Encuentro entre José Manuel Albares, ministro de Asuntos Exteriores español, y Antony Blinken, secretario de Estados norteamericano, en Washington
PHOTO/Ministry of Foreign Affairs of Spain - Meeting between José Manuel Albares, Spanish Minister of Foreign Affairs, and Antony Blinken, US Secretary of State, in Washington, DC

Underlying this scenario was also the fact that Morocco considers that Spain has not sufficiently supported it on the Western Sahara issue, unlike other major nations, such as the United States, which has supported the Kingdom's proposal to resolve the Sahrawi conflict, based on a formula of broad autonomy for Western Sahara under Moroccan sovereignty. Donald Trump's previous US administration supported this thesis in exchange for the Alawi kingdom establishing relations with Israel, and this position has not been reversed by Joe Biden's current administration. Other nations have also shown their support for Morocco, such as the United Arab Emirates, the United Kingdom and Germany. 

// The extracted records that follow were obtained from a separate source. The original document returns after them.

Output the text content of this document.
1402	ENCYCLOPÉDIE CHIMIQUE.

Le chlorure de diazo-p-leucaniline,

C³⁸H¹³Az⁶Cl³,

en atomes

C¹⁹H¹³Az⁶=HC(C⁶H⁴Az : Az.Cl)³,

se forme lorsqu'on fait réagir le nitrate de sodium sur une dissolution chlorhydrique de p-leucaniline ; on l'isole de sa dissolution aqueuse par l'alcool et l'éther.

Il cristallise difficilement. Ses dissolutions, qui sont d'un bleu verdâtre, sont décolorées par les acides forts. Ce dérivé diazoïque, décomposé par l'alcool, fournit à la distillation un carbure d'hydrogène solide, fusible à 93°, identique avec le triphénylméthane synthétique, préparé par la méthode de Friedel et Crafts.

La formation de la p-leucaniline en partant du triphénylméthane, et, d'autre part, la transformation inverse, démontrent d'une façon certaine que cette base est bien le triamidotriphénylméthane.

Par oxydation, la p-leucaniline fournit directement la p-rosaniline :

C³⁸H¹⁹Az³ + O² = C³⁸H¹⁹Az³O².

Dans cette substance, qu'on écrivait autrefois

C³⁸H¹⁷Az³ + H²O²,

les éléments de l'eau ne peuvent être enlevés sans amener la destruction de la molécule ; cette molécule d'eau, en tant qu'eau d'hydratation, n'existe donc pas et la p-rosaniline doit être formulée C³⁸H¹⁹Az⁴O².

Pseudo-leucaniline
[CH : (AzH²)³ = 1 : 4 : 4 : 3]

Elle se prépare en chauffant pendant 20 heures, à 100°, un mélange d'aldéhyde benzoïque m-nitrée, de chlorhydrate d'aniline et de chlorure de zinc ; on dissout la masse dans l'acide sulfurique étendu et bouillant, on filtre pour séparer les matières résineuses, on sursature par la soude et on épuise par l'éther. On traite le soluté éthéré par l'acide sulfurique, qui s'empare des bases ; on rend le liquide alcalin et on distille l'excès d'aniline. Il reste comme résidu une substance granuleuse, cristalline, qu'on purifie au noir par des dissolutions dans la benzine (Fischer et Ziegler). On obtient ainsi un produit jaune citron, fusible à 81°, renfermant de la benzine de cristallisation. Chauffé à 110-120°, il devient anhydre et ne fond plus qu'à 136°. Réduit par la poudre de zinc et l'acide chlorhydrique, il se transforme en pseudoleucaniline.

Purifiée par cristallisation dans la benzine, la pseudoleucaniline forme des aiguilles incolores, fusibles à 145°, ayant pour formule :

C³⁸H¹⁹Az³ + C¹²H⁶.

This is in contrast to the position of the Polisario Front, which advocates holding a referendum on independence for the Sahrawi people; an option that has little international support, including that of Algeria, Morocco's great political rival in the Maghreb, which decided to sever diplomatic relations with the Kingdom last August due to the difficult relationship between the two countries, fostered by Algeria's aggressive political stance, as various analysts have pointed out.

Indeed, the appointment of José Manuel Albares as Spanish Foreign Minister, replacing Arancha González Laya (who became embroiled in the controversy over Brahim Ghali's presence in Spain), was aimed at improving relations with Morocco due to the Spanish diplomat's political profile. 

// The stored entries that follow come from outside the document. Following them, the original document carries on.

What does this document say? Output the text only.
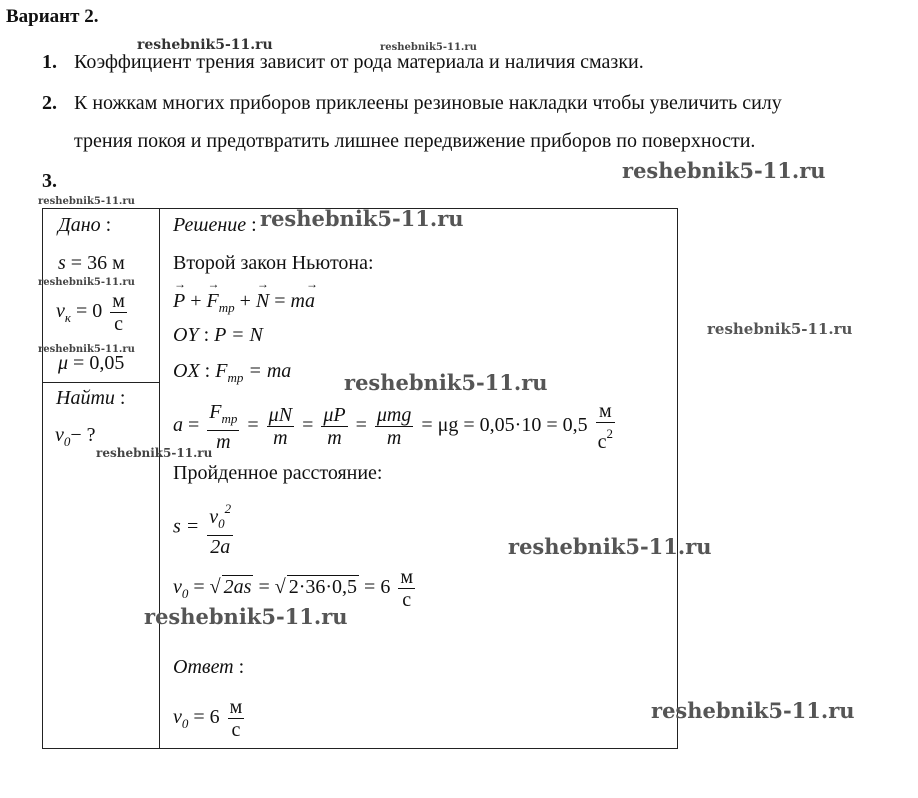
Вариант 2.
1. Коэффициент трения зависит от рода материала и наличия смазки.
2. К ножкам многих приборов приклеены резиновые накладки чтобы увеличить силу
трения покоя и предотвратить лишнее передвижение приборов по поверхности.
3.
Дано :
s = 36 м
$v_к = 0 \frac{м}{с}$
μ = 0,05
Найти :
$v_0-$ ?
Решение :
Второй закон Ньютона:
→ P + → $F_{тр}$ + → N = m→ a
OY : P = N
OX : $F_{тр}$ = ma
$a = \frac{F_{тр}}{m} = \frac{\mu N}{m} = \frac{\mu P}{m} = \frac{\text{μmg}}{m} = \mu g = 0,05\cdot 10 = 0,5 \frac{м}{с^2}$
Пройденное расстояние:
$s = \frac{v_0^2}{2a}$
$v_0$ = √ 2as = √ $2\cdot 36\cdot 0,5 = 6 \frac{м}{с}$
Ответ :
$v_0 = 6 \frac{м}{с}$
reshebnik5-11.ru	reshebnik5-11.ru
reshebnik5-11.ru
reshebnik5-11.ru
reshebnik5-11.ru
reshebnik5-11.ru
reshebnik5-11.ru
reshebnik5-11.ru
reshebnik5-11.ru
reshebnik5-11.ru
reshebnik5-11.ru
reshebnik5-11.ru
reshebnik5-11.ru
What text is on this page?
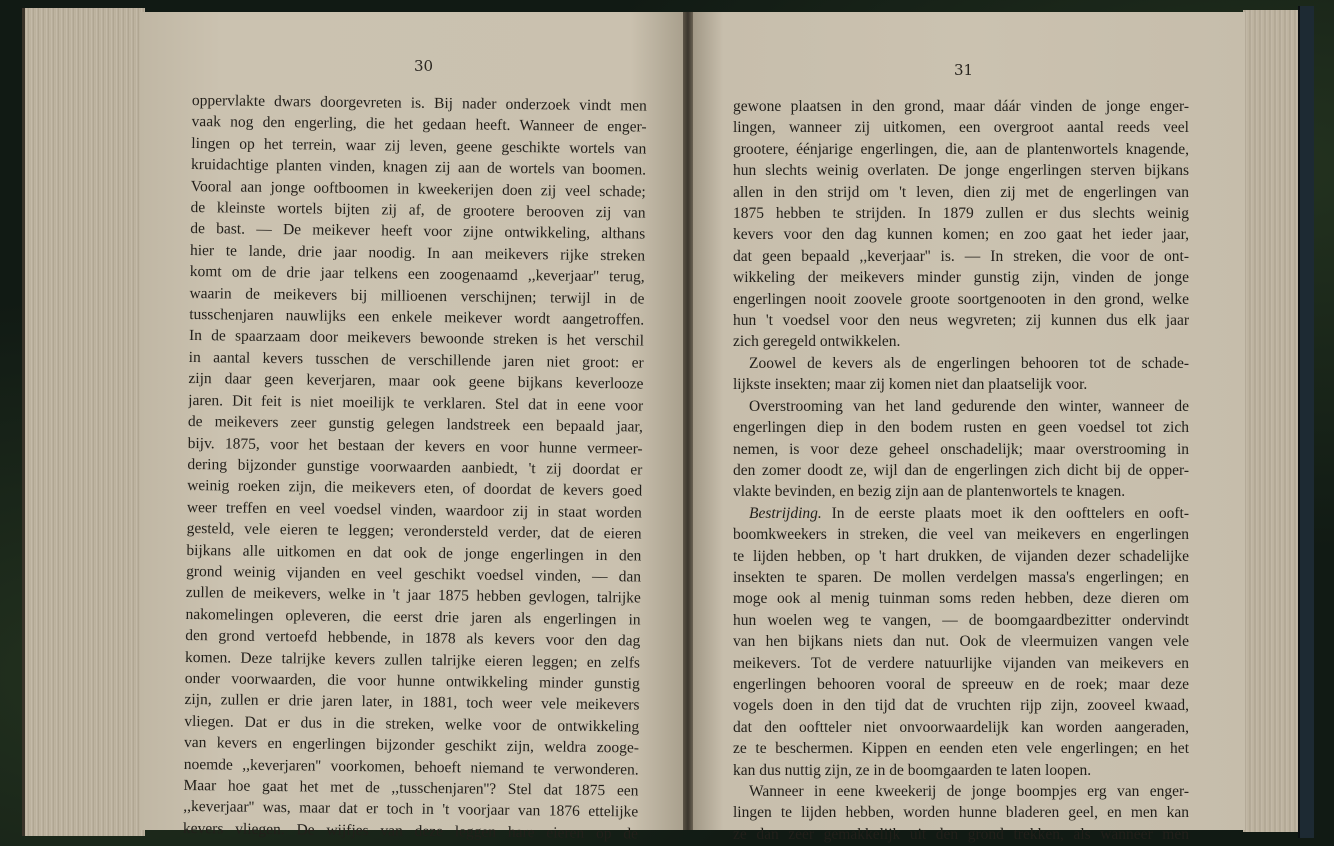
30	31
oppervlakte dwars doorgevreten is. Bij nader onderzoek vindt men
vaak nog den engerling, die het gedaan heeft. Wanneer de enger-
lingen op het terrein, waar zij leven, geene geschikte wortels van
kruidachtige planten vinden, knagen zij aan de wortels van boomen.
Vooral aan jonge ooftboomen in kweekerijen doen zij veel schade;
de kleinste wortels bijten zij af, de grootere berooven zij van
de bast. — De meikever heeft voor zijne ontwikkeling, althans
hier te lande, drie jaar noodig. In aan meikevers rijke streken
komt om de drie jaar telkens een zoogenaamd ,,keverjaar'' terug,
waarin de meikevers bij millioenen verschijnen; terwijl in de
tusschenjaren nauwlijks een enkele meikever wordt aangetroffen.
In de spaarzaam door meikevers bewoonde streken is het verschil
in aantal kevers tusschen de verschillende jaren niet groot: er
zijn daar geen keverjaren, maar ook geene bijkans keverlooze
jaren. Dit feit is niet moeilijk te verklaren. Stel dat in eene voor
de meikevers zeer gunstig gelegen landstreek een bepaald jaar,
bijv. 1875, voor het bestaan der kevers en voor hunne vermeer-
dering bijzonder gunstige voorwaarden aanbiedt, 't zij doordat er
weinig roeken zijn, die meikevers eten, of doordat de kevers goed
weer treffen en veel voedsel vinden, waardoor zij in staat worden
gesteld, vele eieren te leggen; verondersteld verder, dat de eieren
bijkans alle uitkomen en dat ook de jonge engerlingen in den
grond weinig vijanden en veel geschikt voedsel vinden, — dan
zullen de meikevers, welke in 't jaar 1875 hebben gevlogen, talrijke
nakomelingen opleveren, die eerst drie jaren als engerlingen in
den grond vertoefd hebbende, in 1878 als kevers voor den dag
komen. Deze talrijke kevers zullen talrijke eieren leggen; en zelfs
onder voorwaarden, die voor hunne ontwikkeling minder gunstig
zijn, zullen er drie jaren later, in 1881, toch weer vele meikevers
vliegen. Dat er dus in die streken, welke voor de ontwikkeling
van kevers en engerlingen bijzonder geschikt zijn, weldra zooge-
noemde ,,keverjaren'' voorkomen, behoeft niemand te verwonderen.
Maar hoe gaat het met de ,,tusschenjaren''? Stel dat 1875 een
,,keverjaar'' was, maar dat er toch in 't voorjaar van 1876 ettelijke
kevers vliegen. De wijfjes van deze leggen hare eieren op de
gewone plaatsen in den grond, maar dáár vinden de jonge enger-
lingen, wanneer zij uitkomen, een overgroot aantal reeds veel
grootere, éénjarige engerlingen, die, aan de plantenwortels knagende,
hun slechts weinig overlaten. De jonge engerlingen sterven bijkans
allen in den strijd om 't leven, dien zij met de engerlingen van
1875 hebben te strijden. In 1879 zullen er dus slechts weinig
kevers voor den dag kunnen komen; en zoo gaat het ieder jaar,
dat geen bepaald ,,keverjaar'' is. — In streken, die voor de ont-
wikkeling der meikevers minder gunstig zijn, vinden de jonge
engerlingen nooit zoovele groote soortgenooten in den grond, welke
hun 't voedsel voor den neus wegvreten; zij kunnen dus elk jaar
zich geregeld ontwikkelen.
Zoowel de kevers als de engerlingen behooren tot de schade-
lijkste insekten; maar zij komen niet dan plaatselijk voor.
Overstrooming van het land gedurende den winter, wanneer de
engerlingen diep in den bodem rusten en geen voedsel tot zich
nemen, is voor deze geheel onschadelijk; maar overstrooming in
den zomer doodt ze, wijl dan de engerlingen zich dicht bij de opper-
vlakte bevinden, en bezig zijn aan de plantenwortels te knagen.
Bestrijding. In de eerste plaats moet ik den oofttelers en ooft-
boomkweekers in streken, die veel van meikevers en engerlingen
te lijden hebben, op 't hart drukken, de vijanden dezer schadelijke
insekten te sparen. De mollen verdelgen massa's engerlingen; en
moge ook al menig tuinman soms reden hebben, deze dieren om
hun woelen weg te vangen, — de boomgaardbezitter ondervindt
van hen bijkans niets dan nut. Ook de vleermuizen vangen vele
meikevers. Tot de verdere natuurlijke vijanden van meikevers en
engerlingen behooren vooral de spreeuw en de roek; maar deze
vogels doen in den tijd dat de vruchten rijp zijn, zooveel kwaad,
dat den ooftteler niet onvoorwaardelijk kan worden aangeraden,
ze te beschermen. Kippen en eenden eten vele engerlingen; en het
kan dus nuttig zijn, ze in de boomgaarden te laten loopen.
Wanneer in eene kweekerij de jonge boompjes erg van enger-
lingen te lijden hebben, worden hunne bladeren geel, en men kan
ze dan zeer gemakkelijk uit den grond trekken, als wanneer men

This meeting between José Manuel Albares and Antony Blinken came on the heels of the tour by Staffan de Mistura, UN Special Envoy for Western Sahara, of Morocco and the Sahrawi refugee camps in Tindouf in Algeria to see the state of the situation on the ground. The Sahrawi refugees are facing extremely difficult living conditions in the camps, exacerbated by the current pandemic situation of COVID-19.

Vista general del salón del trono durante las palabras de Su Majestad el Rey
PHOTO/His Majesty the King's Household - General view of the throne room during His Majesty the King's address

The US State Department expressed its full support for Staffan de Mistura's work and took advantage of this announcement to re-align itself with Morocco's thesis. José Manuel Albares himself also indicated that this Friday he will meet in Madrid with the UN envoy for Western Sahara to address the issue, while Morocco continues to wait for the Spanish government to recognise Western Sahara as Moroccan as a gesture to establish a strong diplomatic link. 

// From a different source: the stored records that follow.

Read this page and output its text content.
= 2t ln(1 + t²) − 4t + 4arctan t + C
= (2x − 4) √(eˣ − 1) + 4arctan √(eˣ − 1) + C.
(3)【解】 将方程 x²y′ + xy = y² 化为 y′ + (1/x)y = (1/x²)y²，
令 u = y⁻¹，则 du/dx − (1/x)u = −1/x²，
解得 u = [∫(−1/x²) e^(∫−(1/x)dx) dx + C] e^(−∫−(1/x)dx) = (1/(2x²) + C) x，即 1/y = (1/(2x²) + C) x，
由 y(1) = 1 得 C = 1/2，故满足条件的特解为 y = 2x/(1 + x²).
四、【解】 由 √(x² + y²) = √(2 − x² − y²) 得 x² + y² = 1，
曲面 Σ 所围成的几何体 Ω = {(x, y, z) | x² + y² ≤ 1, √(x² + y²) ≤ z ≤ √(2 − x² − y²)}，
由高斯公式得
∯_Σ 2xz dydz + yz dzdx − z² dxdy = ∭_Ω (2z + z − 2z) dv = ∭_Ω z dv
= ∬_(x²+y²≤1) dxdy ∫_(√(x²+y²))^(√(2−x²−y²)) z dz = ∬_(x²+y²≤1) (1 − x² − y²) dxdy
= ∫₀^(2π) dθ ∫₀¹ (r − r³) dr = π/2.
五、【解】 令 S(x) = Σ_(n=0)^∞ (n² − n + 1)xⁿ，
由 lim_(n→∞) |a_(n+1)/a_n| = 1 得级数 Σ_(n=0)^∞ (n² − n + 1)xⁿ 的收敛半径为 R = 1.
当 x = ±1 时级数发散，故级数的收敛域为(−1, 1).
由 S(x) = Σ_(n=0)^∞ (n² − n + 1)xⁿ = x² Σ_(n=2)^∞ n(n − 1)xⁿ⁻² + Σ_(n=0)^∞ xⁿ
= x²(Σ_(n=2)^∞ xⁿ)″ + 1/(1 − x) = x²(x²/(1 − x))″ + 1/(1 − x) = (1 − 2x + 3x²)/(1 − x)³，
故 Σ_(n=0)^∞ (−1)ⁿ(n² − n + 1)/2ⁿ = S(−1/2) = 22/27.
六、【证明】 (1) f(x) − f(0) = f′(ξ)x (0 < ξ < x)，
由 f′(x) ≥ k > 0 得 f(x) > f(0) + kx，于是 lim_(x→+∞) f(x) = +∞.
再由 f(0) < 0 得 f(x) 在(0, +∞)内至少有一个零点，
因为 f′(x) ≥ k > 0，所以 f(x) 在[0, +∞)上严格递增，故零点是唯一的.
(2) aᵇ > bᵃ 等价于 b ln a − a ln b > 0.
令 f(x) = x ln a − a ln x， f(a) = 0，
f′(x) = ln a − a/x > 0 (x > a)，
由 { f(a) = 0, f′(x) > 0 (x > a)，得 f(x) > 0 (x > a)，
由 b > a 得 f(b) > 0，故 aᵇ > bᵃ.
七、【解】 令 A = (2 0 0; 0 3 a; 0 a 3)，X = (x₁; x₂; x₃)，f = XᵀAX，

José Manuel Albares and Antony Blinken also discussed other relevant issues, such as the upcoming NATO summit to be held on 29 and 30 June in Madrid, the conflict in Ukraine with Russia's belligerent stance on the border, and bilateral cooperation between Spain and the United States on other matters. 

Minister Albares' agenda also included a meeting with Nancy Pelosi, Speaker of the US House of Representatives, with Joaquín Castro, President of the US Spain Council, with Luis Almagro, Secretary General of the Organisation of American States (OAS), and with Mauricio Claver-Carone, President of the Inter-American Development Bank.